Courtesy of Political Calculations
As far as the income-inequality kerfuffle, if you look at the Gini coefficient (recall 0 is perfect equality, 1 is perfect inequality), you see it start to rise among individuals in the post-WII era, absent from wartime wage constraints where more productive employees saw the benefit of a more competitive marketplace. However, it's been relatively flat since 1960, which suggests that the theory of expanding inequality is largely a myth. (There are all sorts of data issues, e.g., whether redistributed income/benefits are factored in lower income, plus the data come from different agencies and some observed changes reflect changes in methodology.) Many of the studies that Foroohar references are not longitudinal reflecting social mobility and transitions between income levels. My own income has been volatile; I did much better during the late 1990's and I struggled after my academic career ended in an early 1990's recession. For many people, they may have a short-lived period at the top--say, they get a large inheritance, cash in some stock options, sell some valuable asset like a house, a business goes public (on the stock exchange), etc. That income is not sustainable. Some professional athletes retire from 7-figure incomes,

I don't have an issue of others being economically successful; I personally find the Politics of Envy that Warren and Forhoohar espouse morally reprehensible.
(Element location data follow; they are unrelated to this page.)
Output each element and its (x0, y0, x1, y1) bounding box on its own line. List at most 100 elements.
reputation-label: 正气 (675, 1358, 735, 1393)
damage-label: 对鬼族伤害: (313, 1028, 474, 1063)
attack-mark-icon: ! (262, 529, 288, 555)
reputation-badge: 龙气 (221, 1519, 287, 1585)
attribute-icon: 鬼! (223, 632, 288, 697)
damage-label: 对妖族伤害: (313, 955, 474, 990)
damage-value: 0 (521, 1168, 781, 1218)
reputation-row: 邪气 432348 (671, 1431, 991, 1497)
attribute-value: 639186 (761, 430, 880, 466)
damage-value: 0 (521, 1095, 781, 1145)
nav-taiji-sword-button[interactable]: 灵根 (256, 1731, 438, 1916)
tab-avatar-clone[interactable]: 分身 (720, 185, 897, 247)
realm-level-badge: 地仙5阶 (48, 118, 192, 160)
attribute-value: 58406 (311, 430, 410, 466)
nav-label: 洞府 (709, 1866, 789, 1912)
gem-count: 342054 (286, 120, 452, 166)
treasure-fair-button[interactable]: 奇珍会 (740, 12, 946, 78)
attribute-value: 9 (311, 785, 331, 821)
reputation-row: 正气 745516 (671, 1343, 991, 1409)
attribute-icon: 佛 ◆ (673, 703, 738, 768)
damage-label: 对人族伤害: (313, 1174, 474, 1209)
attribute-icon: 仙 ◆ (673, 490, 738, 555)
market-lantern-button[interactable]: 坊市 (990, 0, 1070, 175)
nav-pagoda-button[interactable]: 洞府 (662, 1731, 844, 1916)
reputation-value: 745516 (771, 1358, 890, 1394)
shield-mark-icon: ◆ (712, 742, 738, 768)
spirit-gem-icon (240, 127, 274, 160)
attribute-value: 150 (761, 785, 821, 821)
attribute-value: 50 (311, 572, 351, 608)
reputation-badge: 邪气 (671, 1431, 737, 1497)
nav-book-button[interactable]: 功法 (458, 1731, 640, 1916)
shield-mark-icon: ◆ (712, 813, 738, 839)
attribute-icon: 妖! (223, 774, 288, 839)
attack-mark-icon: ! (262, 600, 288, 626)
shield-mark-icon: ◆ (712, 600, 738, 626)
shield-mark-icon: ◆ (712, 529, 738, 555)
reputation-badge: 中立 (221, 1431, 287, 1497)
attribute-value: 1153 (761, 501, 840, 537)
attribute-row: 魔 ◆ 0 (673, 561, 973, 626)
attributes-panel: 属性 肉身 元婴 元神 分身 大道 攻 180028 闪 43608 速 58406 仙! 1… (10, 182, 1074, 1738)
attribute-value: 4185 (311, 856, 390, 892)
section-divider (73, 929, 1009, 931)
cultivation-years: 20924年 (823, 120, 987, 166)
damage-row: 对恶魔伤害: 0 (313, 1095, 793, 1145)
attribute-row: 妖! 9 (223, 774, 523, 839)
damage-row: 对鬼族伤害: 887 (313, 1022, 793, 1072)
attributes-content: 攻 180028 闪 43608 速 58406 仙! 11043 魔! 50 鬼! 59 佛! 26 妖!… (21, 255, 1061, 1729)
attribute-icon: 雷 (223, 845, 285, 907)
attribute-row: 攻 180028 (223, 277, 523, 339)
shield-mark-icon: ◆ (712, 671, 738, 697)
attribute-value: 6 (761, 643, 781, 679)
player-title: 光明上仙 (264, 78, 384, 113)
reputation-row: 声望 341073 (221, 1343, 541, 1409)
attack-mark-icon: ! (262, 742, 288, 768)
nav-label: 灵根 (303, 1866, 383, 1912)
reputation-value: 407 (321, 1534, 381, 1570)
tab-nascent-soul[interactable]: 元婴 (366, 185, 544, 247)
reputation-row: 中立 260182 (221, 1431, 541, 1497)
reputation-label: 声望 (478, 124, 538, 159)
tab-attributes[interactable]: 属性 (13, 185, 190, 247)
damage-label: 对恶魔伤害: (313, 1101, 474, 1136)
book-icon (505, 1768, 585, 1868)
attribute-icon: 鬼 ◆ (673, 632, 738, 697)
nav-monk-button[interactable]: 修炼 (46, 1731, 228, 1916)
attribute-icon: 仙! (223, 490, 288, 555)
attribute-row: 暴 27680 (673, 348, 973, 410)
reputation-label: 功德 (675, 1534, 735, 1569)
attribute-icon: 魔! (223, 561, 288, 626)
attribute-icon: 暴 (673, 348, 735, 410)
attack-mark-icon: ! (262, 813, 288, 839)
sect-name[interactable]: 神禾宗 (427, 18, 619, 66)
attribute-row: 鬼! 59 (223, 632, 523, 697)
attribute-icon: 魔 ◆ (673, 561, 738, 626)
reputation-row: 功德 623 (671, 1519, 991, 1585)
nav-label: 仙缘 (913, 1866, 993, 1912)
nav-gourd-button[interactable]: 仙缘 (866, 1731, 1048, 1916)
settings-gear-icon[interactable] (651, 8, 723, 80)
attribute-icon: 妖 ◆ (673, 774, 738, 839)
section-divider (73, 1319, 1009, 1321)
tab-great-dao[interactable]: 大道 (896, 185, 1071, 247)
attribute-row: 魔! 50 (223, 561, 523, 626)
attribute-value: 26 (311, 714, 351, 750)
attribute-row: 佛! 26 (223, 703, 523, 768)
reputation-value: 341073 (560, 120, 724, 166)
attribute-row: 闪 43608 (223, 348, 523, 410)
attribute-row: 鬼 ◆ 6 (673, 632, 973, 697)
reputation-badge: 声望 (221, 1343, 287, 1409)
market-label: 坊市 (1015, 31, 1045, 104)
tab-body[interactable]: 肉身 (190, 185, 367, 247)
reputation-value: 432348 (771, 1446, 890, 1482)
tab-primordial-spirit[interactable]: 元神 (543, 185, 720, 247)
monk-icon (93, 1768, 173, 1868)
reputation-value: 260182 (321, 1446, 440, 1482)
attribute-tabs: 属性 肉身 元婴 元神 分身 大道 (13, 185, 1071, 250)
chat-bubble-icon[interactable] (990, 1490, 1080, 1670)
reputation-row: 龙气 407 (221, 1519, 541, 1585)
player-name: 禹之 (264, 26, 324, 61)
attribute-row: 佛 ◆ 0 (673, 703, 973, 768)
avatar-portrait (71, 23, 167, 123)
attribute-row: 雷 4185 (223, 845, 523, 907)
Now there's no doubt some people have done better than others during the Obama era--in part, this has to do with Fed easy money policy which has manifested itself in ways like increased stock prices, with many of those assets held by higher-income individuals. But Foroohar ignores the fact that for the most part we've had subpar economic growth, and Congress had greatly added to business and hiring costs with unnecessary, costly regulations. Foroohar also ignores that while we've been slipping on economic freedom scales, economic liberalization has created millions of middle class jobs for Chinese and Indian workers. Our problem is not that the government needs to do more; the government needs to do far less.

As for Warren's pejorative description of free markets "haven't worked" for 35 years:  there hasn't been a free market for 35 years. we need to get the government out of the way of the free market. Too many taxes and regulation, too much regime uncertainty inhibits economic growth. You don't grow investments by taxing or regulating them. A sustainable 3% growth economy is possible and will lift all boats as workers become scarcer. All punitive taxes do is to shrink the tax base.

It's rather humorous to hear Foroohar call for Warren to push Clinton further left than Clinton already is. Be careful of what you wish for: Hillary Clinton is no centrist or conservative. Only about 20% of voters call themselves "progressive". Krauthammer recently hailed any attempt to get Elizabeth Warren the Democratic nomination; he considers it the one sure way to get a Republican back in the White House.